Parfois, elles sont mineures, mais on ne pense pas à demander leur carte d’identité : quand on croque le fruit, on n’as pas besoin de savoir combien de temps il est resté sur l’arbre ! Les temps ont changé. L’éducation sexuelle comme dans les années 70, c’est fini tout ça. Plus de questions embarrassantes aux parents trop curieux ou paniqués, de moqueries… non. Elles sont libres… libres de nous satisfaire.
Alors toi, tu vois, je t’ai aimée quelques secondes : quand j’ai joui en toi. J’ai su que tout était possible et juste après, comme par magie, je t’ai oubliée et je me suis endormi sur notre histoire impossible. J’avais sans doute un peu trop bu, aussi.
***
Tu crois sérieusement que je t’aime, bouffon ?
Ce n’est pas parce que je t’ai bombardé de textos que j’en ai quelque chose à foutre de toi ! Satanés réflexes… Sache que tu m’as vraiment déçue, mais tu n’es pas le premier, loin de là !
Ils sont souvent comme toi, les mecs qu’on rencontre en boîte. Ils te chantent la sérénade pour te sauter et après, plus rien. Le silence. La lâcheté : votre marque de fabrique, à vous les hommes. Avec l’alcool, vous avez l’air tellement sincères, drôles, inventifs, si peu avares de promesses. On se dit : pourquoi pas ! Ça me débecte. Tu me débectes !
Mais dis-toi bien : si tu as attendu le slow de fin de soirée pour pécho comme vous dites, c’est qu’il y a bien un souci, tu ne crois pas ? Pauvre type, au fond, t’es à peine baisable les lumières allumées, avec tes rides sans charme, ton apparence passe-partout, tes fringues stupides, cette petite ceinture de gras que tu n’essayes même pas de dissimuler.
Enfin, je ne comprends pas… Dans notre histoire, quelque chose m’échappe. Je ne t’ai pas parlé de mes désirs : fonder une famille, avoir des enfants. Ça vous fait peur, ce genre de révélation tue-l’amour. Je le sais : on est pas connes, nous les femmes. On parle entre nous, on partage nos expériences, on ment sur nos âges. Pas le choix, c’est la société qui veut ça. La pression de toutes parts : la course du temps, la ménopause, les petites nymphettes stupides qui reculent devant rien pour piquer les maris.
Vous les hommes, vous devez sentir nos angoisses profondes, un peu comme les animaux qui reniflent la peur de leurs proies, avant de les bouffer. Des porcs déguisés en loups, voilà ce que vous êtes : tout juste bons à vous rouler dans la fange pour jouir cinq secondes. Et vous endormir comme de pauvres merdes après, dans un concert de ronflements abjects ! Oui, c’est ça, votre vraie nature !

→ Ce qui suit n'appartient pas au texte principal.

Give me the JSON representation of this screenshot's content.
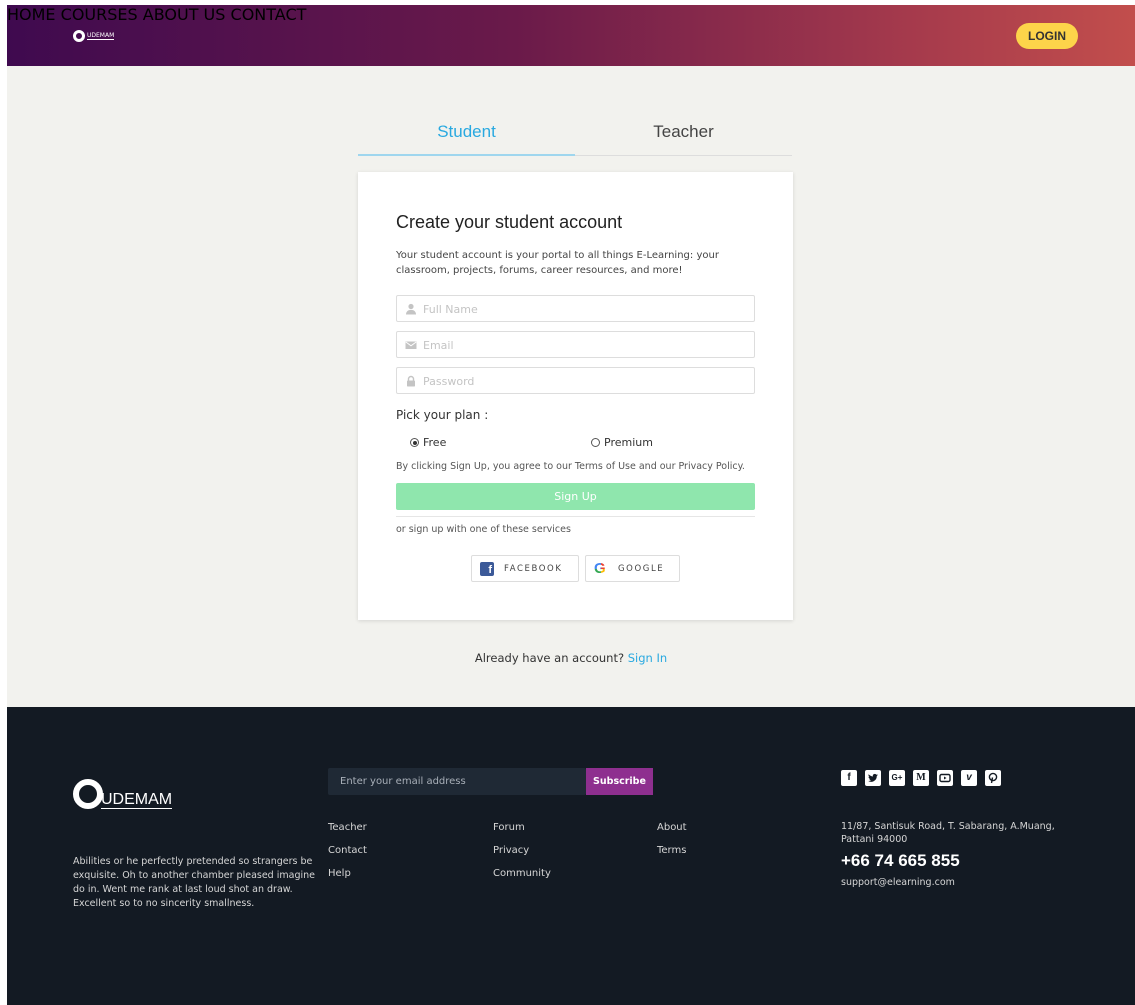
{
  "header": {
    "logo_text": "UDEMAM",
    "nav": [
      "HOME",
      "COURSES",
      "ABOUT US",
      "CONTACT"
    ],
    "login": "LOGIN"
  },
  "tabs": {
    "student": "Student",
    "teacher": "Teacher"
  },
  "form": {
    "title": "Create your student account",
    "description": "Your student account is your portal to all things E-Learning: your classroom, projects, forums, career resources, and more!",
    "fullname_placeholder": "Full Name",
    "email_placeholder": "Email",
    "password_placeholder": "Password",
    "pick_plan": "Pick your plan :",
    "plan_free": "Free",
    "plan_premium": "Premium",
    "terms": "By clicking Sign Up, you agree to our Terms of Use and our Privacy Policy.",
    "signup": "Sign Up",
    "services": "or sign up with one of these services",
    "facebook": "FACEBOOK",
    "google": "GOOGLE"
  },
  "signin": {
    "prompt": "Already have an account?",
    "link": "Sign In"
  },
  "footer": {
    "logo_text": "UDEMAM",
    "about": "Abilities or he perfectly pretended so strangers be exquisite. Oh to another chamber pleased imagine do in. Went me rank at last loud shot an draw. Excellent so to no sincerity smallness.",
    "email_placeholder": "Enter your email address",
    "subscribe": "Subscribe",
    "links": {
      "col1": [
        "Teacher",
        "Contact",
        "Help"
      ],
      "col2": [
        "Forum",
        "Privacy",
        "Community"
      ],
      "col3": [
        "About",
        "Terms"
      ]
    },
    "social_icons": [
      "facebook-icon",
      "twitter-icon",
      "google-plus-icon",
      "medium-icon",
      "youtube-icon",
      "vimeo-icon",
      "pinterest-icon"
    ],
    "address": "11/87, Santisuk Road, T. Sabarang, A.Muang, Pattani 94000",
    "phone": "+66 74 665 855",
    "email": "support@elearning.com"
  }
}
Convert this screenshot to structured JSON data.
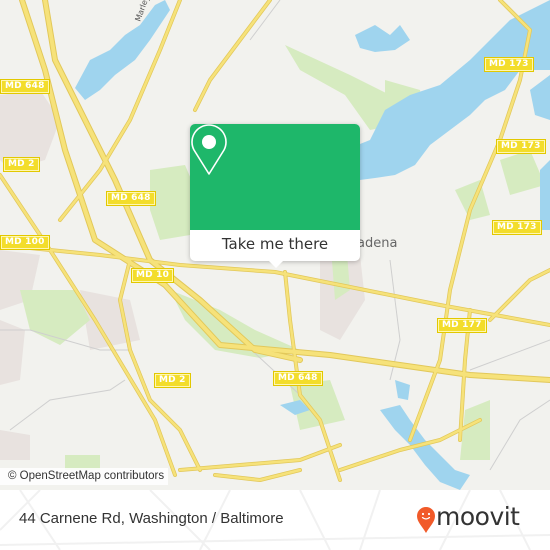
{
  "map": {
    "route_shields": [
      {
        "id": "md648-nw",
        "label": "MD 648"
      },
      {
        "id": "md2-w",
        "label": "MD 2"
      },
      {
        "id": "md648-w",
        "label": "MD 648"
      },
      {
        "id": "md100",
        "label": "MD 100"
      },
      {
        "id": "md10",
        "label": "MD 10"
      },
      {
        "id": "md2-s",
        "label": "MD 2"
      },
      {
        "id": "md648-s",
        "label": "MD 648"
      },
      {
        "id": "md173-top",
        "label": "MD 173"
      },
      {
        "id": "md173-mid",
        "label": "MD 173"
      },
      {
        "id": "md173-low",
        "label": "MD 173"
      },
      {
        "id": "md177",
        "label": "MD 177"
      }
    ],
    "place_labels": {
      "pasadena": "Pasadena",
      "river": "Marley Creek"
    },
    "attribution": "© OpenStreetMap contributors",
    "colors": {
      "land": "#f2f2ee",
      "water": "#9fd4ee",
      "park": "#d6ebc0",
      "urban": "#e8e2df",
      "road": "#f6e27a",
      "road_casing": "#e2c85a",
      "shield": "#f3dd2b"
    }
  },
  "popup": {
    "button_label": "Take me there",
    "icon": "map-pin-icon",
    "color": "#1eb76a"
  },
  "footer": {
    "address": "44 Carnene Rd, Washington / Baltimore",
    "brand": "moovit",
    "brand_icon": "moovit-pin-icon",
    "brand_color": "#f15a29"
  }
}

Mais bordel, tu te croyais irrésistible, trouduc ? J’ai eu de bien meilleurs amants ! Je suis certaine que tu te vantes auprès de tes potes en racontant tes exploits minables mais regarde bien les choses en face : des caresses minables, à l’emportée, des baisers maladroits, sans la moindre sensualité, tu n’es pas capable de proposer mieux. La médiocrité, à tous les étages. Quant à la pénétration, sur l’échelle de Richter, il faudrait peut-être penser à grimper un peu, non ? Et faire durer l’escalade ! Tu fais honte à tes ancêtres : les singes !
Au fond, nous sommes un peu pareil toi et moi : destinés à rester seuls tous les deux, chacun de notre côté, parce que nous avons fait les mauvais choix, rencontrés les mauvaises personnes. La seule différence entre nous, c’est que je le sais et toi, tu ignores tout de ces futurs que tu effaces à l’encre blanche : tu n’es qu’un donneur de sperme parmi tant d’autres, tout juste bon à féconder. Je te recontacterai bientôt, qui sait ?
Ecrit le 15 janvier 2017 pour la semaine 19 du Projet Bradbury. (Avec le défi d’écrire une nouvelle plus longue que Hegel Noir, en 10 minutes chrono).